The set up for CHARLIE'S FARM is simple, as it is basically centered around an urban legend, and the film's character's curiosity to explore it. Yes, it's been done, but the way which CHARLIE'S FARM sets it up is enjoyable enough. In the film, after the girls figure out that the group's trip is about a lot more than horse riding an fishing, Mick(who is nicknamed "Donkey", on account of his often horniness), finally breaks down the tale, over a campfire. The film then goes into flashback mode, to some 30 years prior. This is where we meet the Wilson family, headed by the great Bill Moseley, as he portrays the father, John. Both John and his wife, are pretty vile, as they kill teens to put food on their table, and to feed their handicapped son, Charlie. It's the only kind of life that Charlie knows. Well, one night, the townsfolk had enough and decide to rid the town of the Wilson clan, and so they did. That is what they thought. But little Charlie just so happened to vanish. Of course, that is where the tale ends, as Charlie's whereabouts leave an air of mystery to the legend. It's a fun, but typical set up for things to come. Because, of course, Charlie doesn't stay hidden for long.
It is when Charlie does eventually show up, that CHARLIE'S FARM has it's most fun. But of course getting there is the film's biggest hurdle. Initially, the film gets by with comedic banter between Jason and Mick especially. However, when the group finally reaches the farm, that is where the pace sort of slows down a little. There is what seems to be lots of dialogue, and walking between our characters, until something truly happens. But fortunately for CHARLIE'S FARM, once the action picks up, it's mindless fun. Nathan Jones, someone that I knew first as a Professional Wrestler, in the WWE, as well as beyond, stars in the role of killer cannibal, "Charlie Wilson". Jones' size and strength go hand in hand for this type of villainous role. He's a pretty intimidating figure, as his character delivers brutal violence to his victims. Very nice special effects make this aspect fun to see. And as a bonus, the film also features a showdown between Jones, and one Kane Hodder, the man, of course known for portraying the role of Jason Vorhees the most consecutive times over the course of the FRIDAY THE 13TH franchise. In the film, Hodder plays former boxer, "Tony Stewart", whom just so happens to be a friend of some of the group. When he comes to check up on them at the farm, he goes head to head with Charlie. It is one of the rare occurrences where Hodder isn't the one doing the slaying.
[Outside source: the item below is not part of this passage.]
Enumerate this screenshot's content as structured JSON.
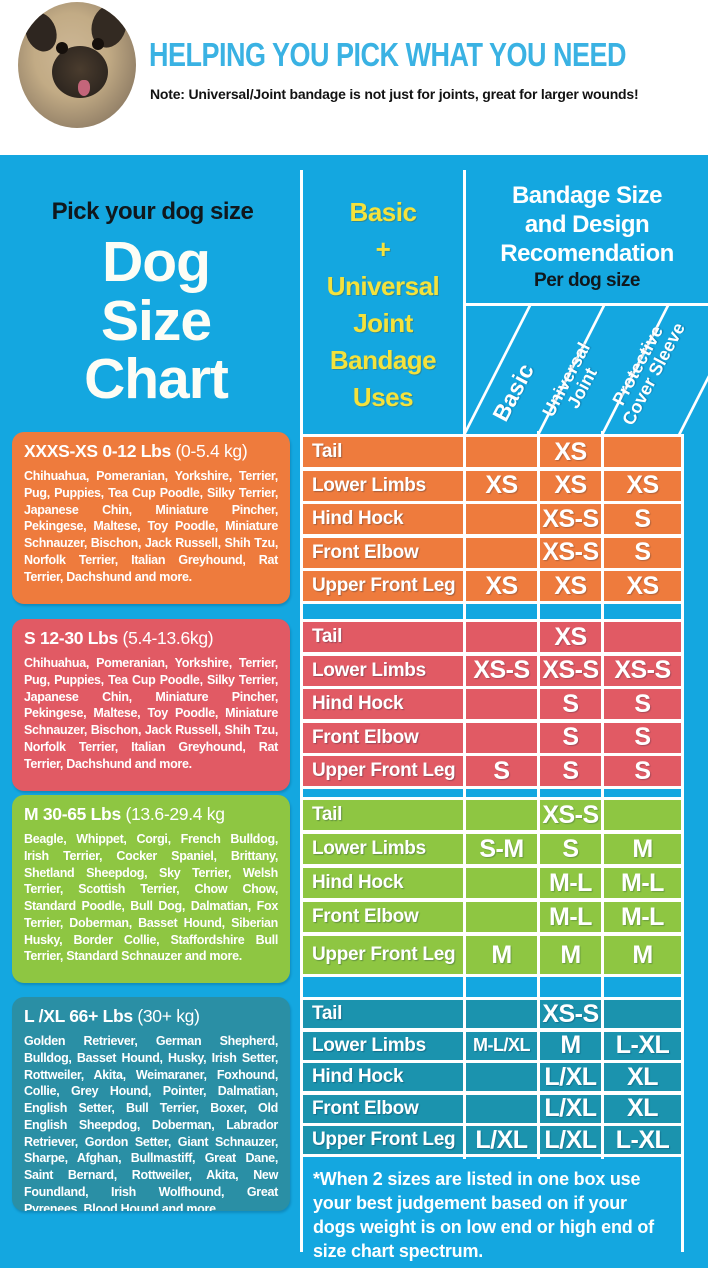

Simply put, Chris Sun's Slasher film, CHARLIE'S FARM, is not something spectacular by any means. Plot wise, it's fairly basic and formulaic, but that's not to say that it isn't somewhat fun. The villain is cool. The look of "Charlie Wilson" really stands out. The makeup looks great, as do the film's practical special effects, which make for some enjoyable carnage. All together, although a little too familiar all around, there is still some fun to be had with CHARLIE'S FARM, just as long as you go in not expecting much in terms of "new".
IMPRESSION OF THE FILM
In terms of CHARLIE'S FARM bringing something new to the Slasher sub-genre, it doesn't. It is a film that treads that all too familiar line. Everything from the setup, to the villain's pursuit has been done, and seen before. So what it comes down to for a film such as this one, is that, although familiar, can the film still be enjoyed? In the case of CHARLIE'S FARM i'd say, yes, somewhat. It's major problem is that it takes awhile to get started. But once it does, it's fairly enjoyable, if only for its gore alone.